Il soggiorno a Grana del Cappellano militare non fu molto lungo, in quanto vi giunse nel settembre del ’43 e il 1° novembre del ’44 prese possesso della Parrocchia di San Candido di Murisengo. Erano tempi di gente sfollata dalle città per sfuggire ai continui bombardamenti e sebbene quello di Grana sia stato un periodo breve, fu molto intenso, con ricordi che restarono impressi per sempre nella memoria del sacerdote.
“La guerra continua”, aveva proclamato Badoglio dopo la destituzione di Mussolini e la guerra continuò, anche quando il Re e Badoglio, con tutto il seguito, fuggirono al Sud, abbandonando buona parte dell’Italia in balìa dei tedeschi e delle milizie della Repubblica di Salò, che Mussolini aveva fondato per cercare di sfuggire alla sua fine ormai vicina.
I giovanotti fuggiti a seguito dell’armistizio e renitenti ad arruolarsi nel nuovo esercito erano la maggioranza ed erano costretti a vivere privi di tessera annonaria, necessaria per procurarsi i generi alimentari, in quanto la loro posizione era illegale. Vivevano per di più nascosti per timore delle scorribande repubblichine che avrebbero comportato la loro cattura e conseguente condanna.
Fu questa la situazione che facilitò il sorgere dei movimenti partigiani che si proposero di liberarsi dal dominio di tedeschi e fascisti con la forza delle armi. Nelle città sorsero i Comitati di Liberazione Nazionale (C.L.N.) formati da rappresentanti di tutti i partiti politici che stavano risorgendo dopo la caduta di Mussolini. E l’obiettivo era unico e comune: la fine della guerra e del regime fascista.
Grana fu un paese che si mosse per primo e grazie al coraggio di un suo cittadino che raccolse intorno a se un gruppo di volenterosi, provenienti anche dalle città, cominciò ad agire legandosi alle “Formazioni Matteotti” di ispirazione socialista e già operante in altre zone.

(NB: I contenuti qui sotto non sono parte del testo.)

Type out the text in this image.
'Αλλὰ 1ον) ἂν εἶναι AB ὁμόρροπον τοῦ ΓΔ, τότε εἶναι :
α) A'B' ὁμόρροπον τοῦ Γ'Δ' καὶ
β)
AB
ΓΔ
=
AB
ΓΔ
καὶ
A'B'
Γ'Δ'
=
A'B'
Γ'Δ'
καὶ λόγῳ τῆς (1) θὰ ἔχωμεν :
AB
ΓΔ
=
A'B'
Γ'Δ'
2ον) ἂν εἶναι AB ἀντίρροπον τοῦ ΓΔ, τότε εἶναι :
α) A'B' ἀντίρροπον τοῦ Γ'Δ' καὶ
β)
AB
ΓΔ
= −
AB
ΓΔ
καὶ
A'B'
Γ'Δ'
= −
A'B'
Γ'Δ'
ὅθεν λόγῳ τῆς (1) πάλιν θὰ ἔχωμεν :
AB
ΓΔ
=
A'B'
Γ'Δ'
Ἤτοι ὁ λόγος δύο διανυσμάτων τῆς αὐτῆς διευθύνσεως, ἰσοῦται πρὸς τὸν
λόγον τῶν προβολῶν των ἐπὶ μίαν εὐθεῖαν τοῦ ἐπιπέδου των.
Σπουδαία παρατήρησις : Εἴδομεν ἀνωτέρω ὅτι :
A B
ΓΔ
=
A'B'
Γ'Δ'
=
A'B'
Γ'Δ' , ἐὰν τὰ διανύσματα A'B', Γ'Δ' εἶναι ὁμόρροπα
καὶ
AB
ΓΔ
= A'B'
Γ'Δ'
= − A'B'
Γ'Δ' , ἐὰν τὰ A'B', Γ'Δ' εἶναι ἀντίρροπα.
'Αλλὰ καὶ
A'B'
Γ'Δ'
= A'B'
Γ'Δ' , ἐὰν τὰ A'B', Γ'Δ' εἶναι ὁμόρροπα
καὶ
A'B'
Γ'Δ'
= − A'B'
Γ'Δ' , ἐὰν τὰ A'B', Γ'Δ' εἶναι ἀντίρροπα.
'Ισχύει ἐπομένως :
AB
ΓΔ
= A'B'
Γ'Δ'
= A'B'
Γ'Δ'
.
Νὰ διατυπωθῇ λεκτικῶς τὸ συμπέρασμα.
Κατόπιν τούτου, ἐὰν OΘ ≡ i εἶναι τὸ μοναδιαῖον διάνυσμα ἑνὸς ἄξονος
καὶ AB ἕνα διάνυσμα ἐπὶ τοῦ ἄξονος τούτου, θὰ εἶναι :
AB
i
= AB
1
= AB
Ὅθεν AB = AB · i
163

La testimonianza che segue, però, lo stesso Cappellano non è stato in grado di attribuirla con esattezza a quella formazione partigiana oppure ad altri gruppi.
Resta il fatto che una notte del maggio ’44, verso le due, in Parrocchia il Cappellano e il Parroco furono svegliati dal forte rumore del batacchio della porta della Canonica. Sbirciando dalla finestra i due Sacerdoti videro un gruppo di uomini decisi ad entrare. Andò ad aprire il Parroco e il Cappellano mentre scendeva le scale si trovò di fronte un mitra spianato. Erano giovanotti col volto coperto che stavano mettendo a soqquadro la canonica in cerca di armi, ma ovviamente non trovarono nulla. Prima di andarsene, quello che doveva essere il capo ordinò al Parroco di lasciare per sempre la Parrocchia e al Cappellano di starsene lontano da fascisti e tedeschi, anche se nessuno dei due aveva dato motivo di tale ammonizione.
Dopo aver richiuso la porta i due religiosi si misero a commentare l’accaduto, ma poco dopo sentirono nuovamente il battere del batacchio: il Parroco riaprì l’uscio e trovò davanti a sé due partigiani che gli restituirono un orologio e altre cose che avevano sequestrato durante la perquisizione. Il Cappellano sottolineò che il gesto faceva loro onore perché li distingueva dai ladri ed ebbe l’impressione che le sue parole fossero molto gradite.
La mattina successiva, in osservanza all’ordine ricevuto, il Parroco lasciò la Parrocchia e si rifugiò nel collegio di Penango, presso la Congregazione Salesiana, e il nostro Cappellano si trovò a capo della Parrocchia, senza avere ricevuto alcuna istituzione canonica. Periodicamente si recava a riferire al legittimo titolare ciò che avveniva in paese, finché circa quindici giorni dopo il Parroco fece ritorno in paese accompagnato da alcuni componenti del Comitato di Liberazione Nazionale di Torino. E, alla presenza dei capi del partito comunista e socialista di Grana, in virtù di un articolo dello statuto del C.L.N. che prevedeva di evitare qualsiasi scontro con i sacerdoti, il Parroco da quel momento fu riabilitato nella sua carica.
Pertanto, è il caso di citare le precise e ironiche parole del Cappellano, “la prima grana fu felicemente risolta”.